If the governmental action results in the destruction of one of the fundamental aspects of property ownership – which is loosely defined as the loss of an essential property attribute which the courts have characterized as those property attributes which are “investment backed expectations” – the regulation is constitutionally defective especially where the burden of the government action falls disproportionately on a small group or only one property owner.

Here, the case law is anything but clear. The Supreme Court of the United States in some cases has found that the constitutional defect lies in the fact that there is no “close causal relationship” (i.e., no “nexus” or does not “substantially advance”) between the governmental action and the public good.
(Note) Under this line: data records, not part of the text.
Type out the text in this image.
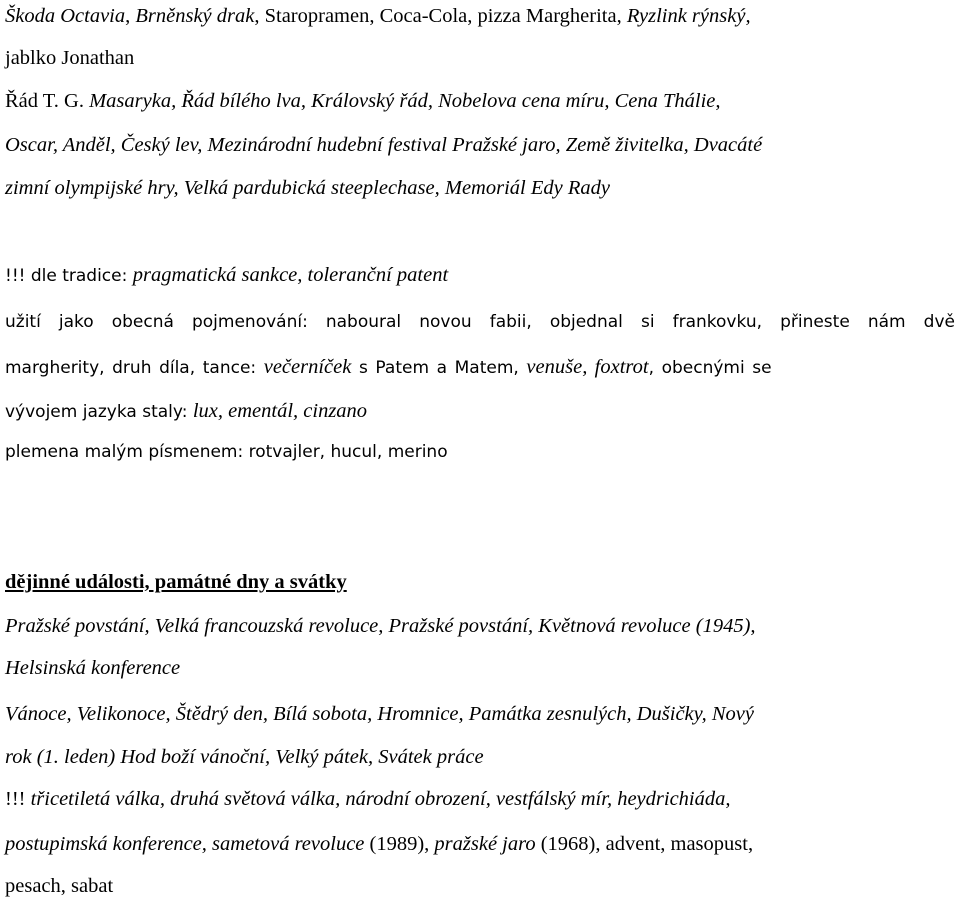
Škoda Octavia, Brněnský drak, Staropramen, Coca-Cola, pizza Margherita, Ryzlink rýnský,

jablko Jonathan

Řád T. G. Masaryka, Řád bílého lva, Královský řád, Nobelova cena míru, Cena Thálie,

Oscar, Anděl, Český lev, Mezinárodní hudební festival Pražské jaro, Země živitelka, Dvacáté

zimní olympijské hry, Velká pardubická steeplechase, Memoriál Edy Rady

!!! dle tradice: pragmatická sankce, toleranční patent

užití jako obecná pojmenování: naboural novou fabii, objednal si frankovku, přineste nám dvě

margherity, druh díla, tance: večerníček s Patem a Matem, venuše, foxtrot, obecnými se

vývojem jazyka staly: lux, ementál, cinzano

plemena malým písmenem: rotvajler, hucul, merino

dějinné události, památné dny a svátky

Pražské povstání, Velká francouzská revoluce, Pražské povstání, Květnová revoluce (1945),

Helsinská konference

Vánoce, Velikonoce, Štědrý den, Bílá sobota, Hromnice, Památka zesnulých, Dušičky, Nový

rok (1. leden) Hod boží vánoční, Velký pátek, Svátek práce

!!! třicetiletá válka, druhá světová válka, národní obrození, vestfálský mír, heydrichiáda,

postupimská konference, sametová revoluce (1989), pražské jaro (1968), advent, masopust,

pesach, sabat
However, this situation, as recently noted by the Supreme Court of the United States in Lingle, is not really a “de facto” taking. The Lingle Court conceded that the distinction becomes blurred, with the Courts applying essentially a “balancing test” as well as the “causal test.”3 Even where the governmental action may serve some public good, the disproportionate burden (i.e., deprivation of “investment backed expectations”) on one or a small group of property owners can render the action as constitutionally defective. See, First English Evangelical Lutheran Church v. County of Los Angeles, 482 U.S.304, 107 S.Ct. 2378 (1987):

"It is axiomatic that the Fifth Amendment's just compensation provision is “designed to bar Government from forcing some people alone to bear public burdens which, in all fairness and justice, should be borne by the public as a whole.” Armstrong v. United States, 364 U.S., at 49, 80 S.Ct., at 1569. See also Penn Central Transportation Co. v. New York City, 438 U.S. 104, 123-125, 98 S.Ct. 2646, 2658-2659, 57 L.Ed.2d 631 (1978); Monongahela Navigation Co. v. United States, 148 U.S., at 325, 13 S.Ct., at 625."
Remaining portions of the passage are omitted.